AC360 special: Inside the Battle Zone


Length: 3:36

LARGE (41.6 MB) ----- SMALL (4.4 MB)


The AC360 special "Inside the Battle Zone" was mostly the reports shown during the week, but there was some new material, including this conversation amongst Anderson Cooper, Peter Bergen, and Michael.



ANDERSON COOPER: Two journalists who know this area, this story better than most are National Security analyst Peter Bergen and Michael Ware. They were covering Afghanistan long before U.S. troops arrived.

(BEGIN VIDEOTAPE)

Michael, just watching the danger from IEDs. You never used to really see IEDs, you never used to see suicide attacks here in Afghanistan. The war is evolving.

From your take, from your travels, what's the status of the war? How is it going?

MICHAEL WARE, CNN INTERNATIONAL CORRESPONDENT: Well, it's obviously in a perilous state. The war simply is not going well. And no one here at ISAF headquarters in Kabul would disagree with that. The Taliban is as strong as ever. And their war machine shows no signs of abating.

There is not enough coalition troops here now nor Afghan troops to partner them. And even if President Obama does send reinforcements, there still won't be enough. The most that anyone can hope to achieve is to put enough pressure militarily on the Taliban to pay dividends elsewhere such as at the negotiating table.

And that's one of the reasons why the Afghan government and the U.S. military are now looking to draw on their lessons from Iraq and turn to U.S.-backed militias to start fighting where the Americans cannot -- Anderson.

COOPER: Peter, what's your assessment? Do you agree with Michael?

PETER BERGEN, CNN NATIONAL SECURITY ANALYST: Well, the Taliban certainly aren't losing, which in an insurgency means that you're winning. I mean, the Taliban strategy is to wait out the international forces. They know there is a political timeline in the United States, so maybe a year or so. If they can wait the United States out, they've won.

So that -- I mean -- and according to a map that CNN obtained of Taliban presence in the country in the spring, 40 percent of the country was either controlled by the Taliban or at high risk for Taliban attacks.

COOPER: 40 percent?

BERGEN: 40 percent.

COOPER: Michael, one encouraging thing is a lot of the Marines here have had experience in Iraq, in the Anbar awakening. So they're trying to bring some of the lessons from that over here as you mentioned.

How likely is it that you can negotiate or co-opt or pay off segments of the Taliban?

WARE: Well, that's not such a far stretch at all, Anderson, and indeed, you don't even start with the Taliban. You have entire tribes who are sitting there around where you are in Helmand, in southern -- across southern Afghanistan who by and large have been ignored and neglected by the U.S. mission.

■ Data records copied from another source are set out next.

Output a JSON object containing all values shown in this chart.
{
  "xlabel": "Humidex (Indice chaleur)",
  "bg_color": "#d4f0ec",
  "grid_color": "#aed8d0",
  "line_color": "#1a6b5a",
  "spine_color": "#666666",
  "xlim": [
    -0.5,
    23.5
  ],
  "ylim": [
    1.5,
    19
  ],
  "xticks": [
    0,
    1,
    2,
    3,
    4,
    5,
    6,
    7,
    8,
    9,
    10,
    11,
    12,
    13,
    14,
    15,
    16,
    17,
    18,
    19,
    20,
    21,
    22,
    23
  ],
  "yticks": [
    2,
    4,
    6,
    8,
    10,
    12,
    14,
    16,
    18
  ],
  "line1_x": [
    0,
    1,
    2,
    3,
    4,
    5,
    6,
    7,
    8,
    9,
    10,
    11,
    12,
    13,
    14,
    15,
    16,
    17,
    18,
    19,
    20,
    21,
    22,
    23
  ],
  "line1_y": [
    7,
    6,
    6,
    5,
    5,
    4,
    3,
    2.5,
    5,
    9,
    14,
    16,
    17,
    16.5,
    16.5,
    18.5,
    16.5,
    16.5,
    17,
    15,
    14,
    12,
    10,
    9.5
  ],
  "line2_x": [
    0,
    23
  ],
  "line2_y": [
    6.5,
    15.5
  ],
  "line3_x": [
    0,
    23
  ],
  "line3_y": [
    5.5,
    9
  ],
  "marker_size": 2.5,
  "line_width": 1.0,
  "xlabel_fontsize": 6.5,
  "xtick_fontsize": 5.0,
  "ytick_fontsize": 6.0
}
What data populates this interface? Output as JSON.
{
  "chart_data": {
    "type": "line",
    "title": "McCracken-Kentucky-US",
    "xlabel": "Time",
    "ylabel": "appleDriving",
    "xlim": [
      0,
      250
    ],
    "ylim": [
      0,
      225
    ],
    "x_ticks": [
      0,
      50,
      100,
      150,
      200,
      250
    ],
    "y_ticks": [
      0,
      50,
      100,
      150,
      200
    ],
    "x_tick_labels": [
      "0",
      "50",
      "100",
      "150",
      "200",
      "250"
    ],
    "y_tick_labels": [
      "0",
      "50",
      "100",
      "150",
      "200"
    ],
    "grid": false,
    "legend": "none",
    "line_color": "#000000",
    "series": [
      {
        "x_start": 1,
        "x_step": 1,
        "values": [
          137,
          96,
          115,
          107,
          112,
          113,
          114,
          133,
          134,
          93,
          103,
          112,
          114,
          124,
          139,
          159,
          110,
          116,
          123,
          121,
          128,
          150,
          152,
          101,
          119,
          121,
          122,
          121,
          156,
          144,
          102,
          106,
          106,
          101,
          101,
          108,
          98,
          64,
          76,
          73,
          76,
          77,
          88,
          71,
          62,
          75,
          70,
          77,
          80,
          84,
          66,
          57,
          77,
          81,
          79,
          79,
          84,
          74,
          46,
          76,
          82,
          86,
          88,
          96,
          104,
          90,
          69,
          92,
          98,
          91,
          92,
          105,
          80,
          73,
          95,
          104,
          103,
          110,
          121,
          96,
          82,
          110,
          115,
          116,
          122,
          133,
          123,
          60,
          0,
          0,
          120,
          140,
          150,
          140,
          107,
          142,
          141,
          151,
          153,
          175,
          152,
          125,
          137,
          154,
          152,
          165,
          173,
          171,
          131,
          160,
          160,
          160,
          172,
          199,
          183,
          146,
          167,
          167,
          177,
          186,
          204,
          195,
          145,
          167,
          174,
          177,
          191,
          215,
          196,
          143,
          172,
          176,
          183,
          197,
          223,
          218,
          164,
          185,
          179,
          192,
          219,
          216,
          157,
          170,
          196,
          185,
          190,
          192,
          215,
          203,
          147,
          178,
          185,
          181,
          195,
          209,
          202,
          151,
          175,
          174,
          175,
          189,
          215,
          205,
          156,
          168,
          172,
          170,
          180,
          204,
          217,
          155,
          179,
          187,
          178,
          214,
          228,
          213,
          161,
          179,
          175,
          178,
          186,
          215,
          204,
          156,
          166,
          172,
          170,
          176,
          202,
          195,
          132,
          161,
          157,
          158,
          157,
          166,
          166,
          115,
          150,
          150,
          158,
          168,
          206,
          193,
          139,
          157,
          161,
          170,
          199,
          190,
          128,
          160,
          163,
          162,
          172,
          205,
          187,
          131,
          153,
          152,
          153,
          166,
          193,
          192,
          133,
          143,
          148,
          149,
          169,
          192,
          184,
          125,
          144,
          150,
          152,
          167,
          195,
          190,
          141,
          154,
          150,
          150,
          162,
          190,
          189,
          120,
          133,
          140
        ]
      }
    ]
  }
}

You also have the veterans of the Soviet war. Many of whom are now joining the Taliban. But their heart is not in that fight. So we're seeing a pilot program already beginning where they are drawing militia members from the local tribes in Kandahar and starting to bring back some of the Soviet veterans.

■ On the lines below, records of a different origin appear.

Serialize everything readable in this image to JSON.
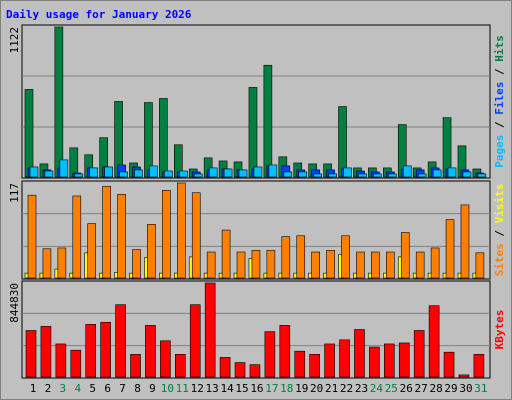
{
  "title": "Daily usage for January 2026",
  "categories": [
    "1",
    "2",
    "3",
    "4",
    "5",
    "6",
    "7",
    "8",
    "9",
    "10",
    "11",
    "12",
    "13",
    "14",
    "15",
    "16",
    "17",
    "18",
    "19",
    "20",
    "21",
    "22",
    "23",
    "24",
    "25",
    "26",
    "27",
    "28",
    "29",
    "30",
    "31"
  ],
  "category_colors": [
    "#000000",
    "#000000",
    "#008040",
    "#008040",
    "#000000",
    "#000000",
    "#000000",
    "#000000",
    "#000000",
    "#008040",
    "#008040",
    "#000000",
    "#000000",
    "#000000",
    "#000000",
    "#000000",
    "#008040",
    "#008040",
    "#000000",
    "#000000",
    "#000000",
    "#000000",
    "#000000",
    "#008040",
    "#008040",
    "#000000",
    "#000000",
    "#000000",
    "#000000",
    "#000000",
    "#008040"
  ],
  "legend_separator": " / ",
  "chart_data": [
    {
      "type": "bar",
      "ylim": [
        0,
        1122
      ],
      "yticks": [
        1122
      ],
      "series": [
        {
          "name": "Pages",
          "color": "#00c0ff",
          "values": [
            75,
            45,
            128,
            23,
            68,
            75,
            38,
            53,
            83,
            45,
            45,
            23,
            68,
            60,
            53,
            75,
            90,
            38,
            38,
            23,
            23,
            68,
            23,
            23,
            23,
            83,
            23,
            53,
            68,
            38,
            23
          ]
        },
        {
          "name": "Files",
          "color": "#0040ff",
          "values": [
            68,
            53,
            68,
            30,
            68,
            75,
            90,
            75,
            53,
            38,
            38,
            38,
            53,
            60,
            53,
            60,
            83,
            83,
            53,
            53,
            53,
            60,
            45,
            38,
            38,
            60,
            53,
            68,
            60,
            53,
            30
          ]
        },
        {
          "name": "Hits",
          "color": "#008040",
          "values": [
            655,
            98,
            1122,
            218,
            166,
            294,
            565,
            105,
            557,
            587,
            241,
            60,
            143,
            120,
            113,
            670,
            836,
            151,
            105,
            98,
            98,
            527,
            68,
            68,
            68,
            392,
            68,
            113,
            444,
            233,
            60
          ]
        }
      ]
    },
    {
      "type": "bar",
      "ylim": [
        0,
        117
      ],
      "yticks": [
        117
      ],
      "series": [
        {
          "name": "Sites",
          "color": "#ff8000",
          "values": [
            102,
            36,
            37,
            101,
            67,
            113,
            103,
            35,
            66,
            108,
            117,
            105,
            32,
            59,
            32,
            34,
            34,
            51,
            52,
            32,
            34,
            52,
            32,
            32,
            32,
            56,
            32,
            37,
            72,
            90,
            31
          ]
        },
        {
          "name": "Visits",
          "color": "#ffff00",
          "values": [
            6,
            6,
            11,
            6,
            31,
            6,
            7,
            6,
            25,
            6,
            6,
            26,
            6,
            6,
            6,
            24,
            6,
            6,
            6,
            6,
            6,
            29,
            6,
            6,
            6,
            26,
            6,
            6,
            6,
            6,
            6
          ]
        }
      ]
    },
    {
      "type": "bar",
      "ylim": [
        0,
        844830
      ],
      "yticks": [
        844830
      ],
      "series": [
        {
          "name": "KBytes",
          "color": "#ff0000",
          "values": [
            418000,
            455000,
            297000,
            241000,
            473000,
            492000,
            650000,
            204000,
            464000,
            325000,
            204000,
            650000,
            844830,
            176000,
            130000,
            111000,
            408000,
            464000,
            232000,
            204000,
            297000,
            334000,
            427000,
            269000,
            297000,
            306000,
            418000,
            641000,
            223000,
            19000,
            204000
          ]
        }
      ]
    }
  ]
}
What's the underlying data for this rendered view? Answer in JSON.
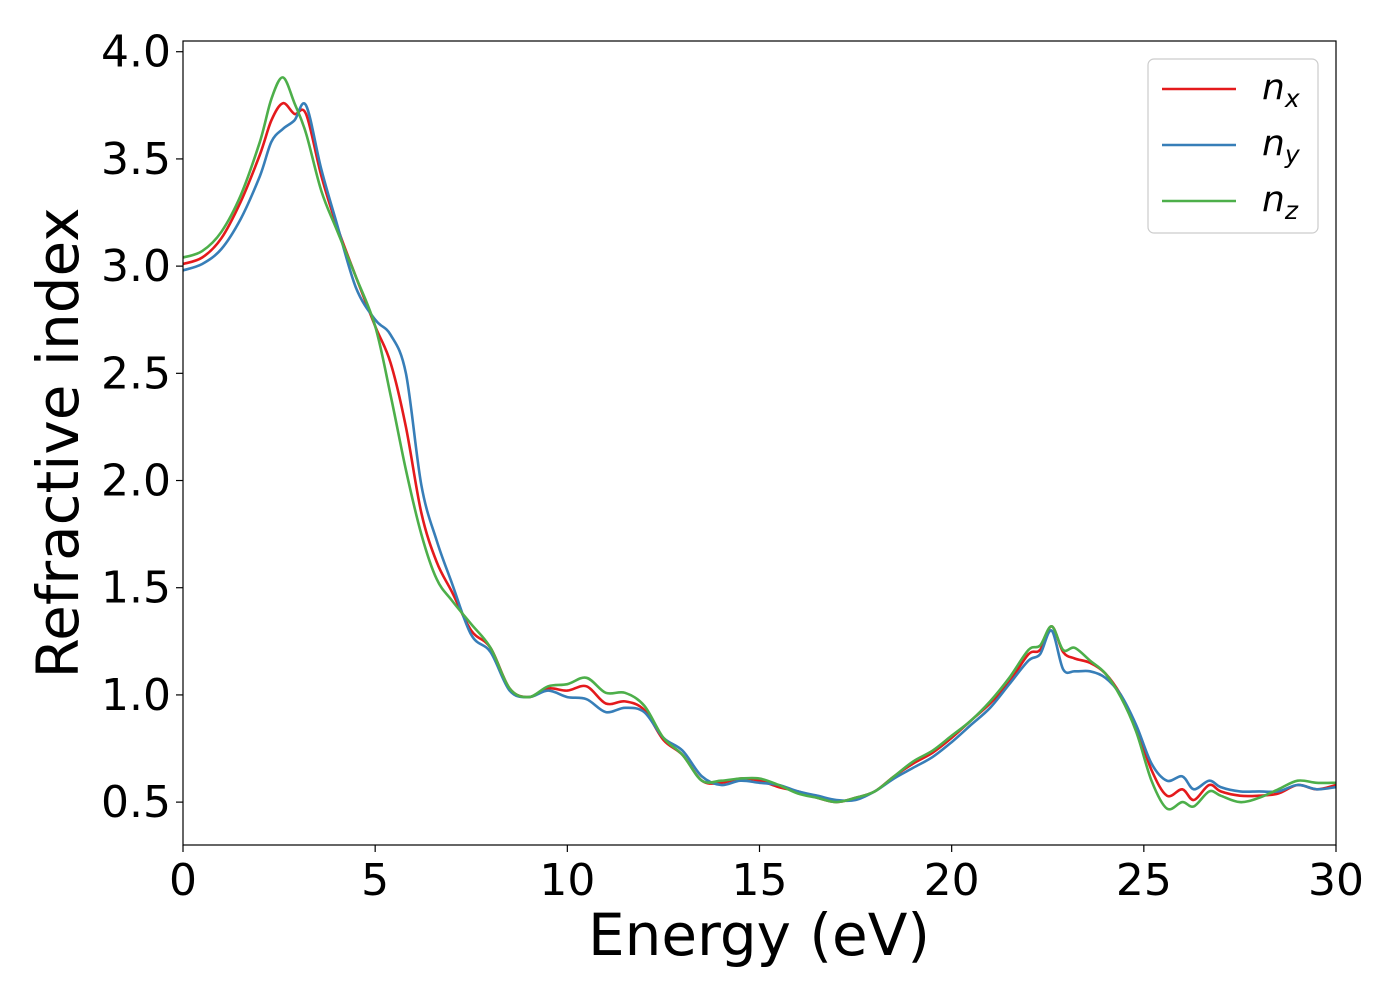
{
  "chart_data": {
    "type": "line",
    "title": "",
    "xlabel": "Energy (eV)",
    "ylabel": "Refractive index",
    "xlim": [
      0,
      30
    ],
    "ylim": [
      0.3,
      4.05
    ],
    "xticks": [
      "0",
      "5",
      "10",
      "15",
      "20",
      "25",
      "30"
    ],
    "yticks": [
      "0.5",
      "1.0",
      "1.5",
      "2.0",
      "2.5",
      "3.0",
      "3.5",
      "4.0"
    ],
    "grid": false,
    "legend_position": "top-right",
    "x": [
      0,
      0.5,
      1,
      1.5,
      2,
      2.3,
      2.6,
      2.9,
      3.2,
      3.6,
      4,
      4.5,
      5,
      5.4,
      5.8,
      6.2,
      6.6,
      7,
      7.5,
      8,
      8.5,
      9,
      9.5,
      10,
      10.5,
      11,
      11.5,
      12,
      12.5,
      13,
      13.5,
      14,
      14.5,
      15,
      15.5,
      16,
      16.5,
      17,
      17.5,
      18,
      18.5,
      19,
      19.5,
      20,
      20.5,
      21,
      21.5,
      22,
      22.3,
      22.6,
      22.9,
      23.2,
      23.6,
      24,
      24.4,
      24.8,
      25.2,
      25.6,
      26,
      26.3,
      26.7,
      27,
      27.5,
      28,
      28.5,
      29,
      29.5,
      30
    ],
    "series": [
      {
        "name": "n_x",
        "color": "#e41a1c",
        "values": [
          3.01,
          3.04,
          3.13,
          3.3,
          3.52,
          3.68,
          3.76,
          3.71,
          3.71,
          3.42,
          3.19,
          2.95,
          2.72,
          2.55,
          2.25,
          1.85,
          1.62,
          1.48,
          1.3,
          1.22,
          1.03,
          0.99,
          1.03,
          1.02,
          1.04,
          0.96,
          0.97,
          0.93,
          0.79,
          0.72,
          0.6,
          0.59,
          0.61,
          0.6,
          0.57,
          0.55,
          0.52,
          0.5,
          0.52,
          0.55,
          0.62,
          0.68,
          0.73,
          0.8,
          0.88,
          0.96,
          1.06,
          1.19,
          1.21,
          1.32,
          1.2,
          1.17,
          1.15,
          1.1,
          1.0,
          0.85,
          0.65,
          0.53,
          0.56,
          0.51,
          0.58,
          0.55,
          0.53,
          0.53,
          0.54,
          0.58,
          0.56,
          0.58
        ]
      },
      {
        "name": "n_y",
        "color": "#377eb8",
        "values": [
          2.98,
          3.01,
          3.08,
          3.22,
          3.42,
          3.58,
          3.64,
          3.68,
          3.75,
          3.45,
          3.2,
          2.9,
          2.75,
          2.68,
          2.5,
          1.98,
          1.72,
          1.52,
          1.28,
          1.2,
          1.02,
          0.99,
          1.02,
          0.99,
          0.98,
          0.92,
          0.94,
          0.92,
          0.8,
          0.74,
          0.62,
          0.58,
          0.6,
          0.59,
          0.58,
          0.55,
          0.53,
          0.51,
          0.51,
          0.55,
          0.61,
          0.66,
          0.71,
          0.78,
          0.86,
          0.94,
          1.05,
          1.16,
          1.19,
          1.3,
          1.12,
          1.11,
          1.11,
          1.08,
          1.0,
          0.86,
          0.68,
          0.6,
          0.62,
          0.56,
          0.6,
          0.57,
          0.55,
          0.55,
          0.55,
          0.58,
          0.56,
          0.57
        ]
      },
      {
        "name": "n_z",
        "color": "#4daf4a",
        "values": [
          3.04,
          3.07,
          3.16,
          3.33,
          3.58,
          3.78,
          3.88,
          3.76,
          3.62,
          3.35,
          3.17,
          2.95,
          2.72,
          2.4,
          2.05,
          1.75,
          1.54,
          1.44,
          1.33,
          1.22,
          1.03,
          0.99,
          1.04,
          1.05,
          1.08,
          1.01,
          1.01,
          0.95,
          0.8,
          0.72,
          0.6,
          0.6,
          0.61,
          0.61,
          0.58,
          0.54,
          0.52,
          0.5,
          0.52,
          0.55,
          0.62,
          0.69,
          0.74,
          0.81,
          0.88,
          0.97,
          1.08,
          1.21,
          1.23,
          1.32,
          1.21,
          1.22,
          1.16,
          1.1,
          0.99,
          0.83,
          0.6,
          0.47,
          0.5,
          0.48,
          0.55,
          0.53,
          0.5,
          0.52,
          0.56,
          0.6,
          0.59,
          0.59
        ]
      }
    ]
  },
  "legend": [
    {
      "base": "n",
      "sub": "x"
    },
    {
      "base": "n",
      "sub": "y"
    },
    {
      "base": "n",
      "sub": "z"
    }
  ]
}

The Afghan government has told us exclusively that this program has begun.

COOPER: It seems, Peter, that there's no doubt that the U.S. is going to ask for -- or the military leaders in the U.S. are going to ask for more troops. It's a political decision on whether or not they actually get it.

But there's no way U.S. forces can be -- or even NATO forces can be in all the areas where the Taliban is operating. I mean you could -- you know, you can build a road and you can set up checkpoints. But they just move somewhere else.

BERGEN: Yes, so it's a matter of triage -- only 12 percent of this country is -- could sustain a population where you've got the water and the agriculture. So we're sitting here in the middle of the desert. You don't have to secure this enormous desert. It's a matter of choosing your targets, protecting the population centers where people really live.

In Helmand, for instance, they're on the Helmand River, that's where everybody lives. The rest of the province is empty. There's no need to secure that. So you don't need to secure everything.

COOPER: Michael Ware in Kabul. Peter Bergen here thanks.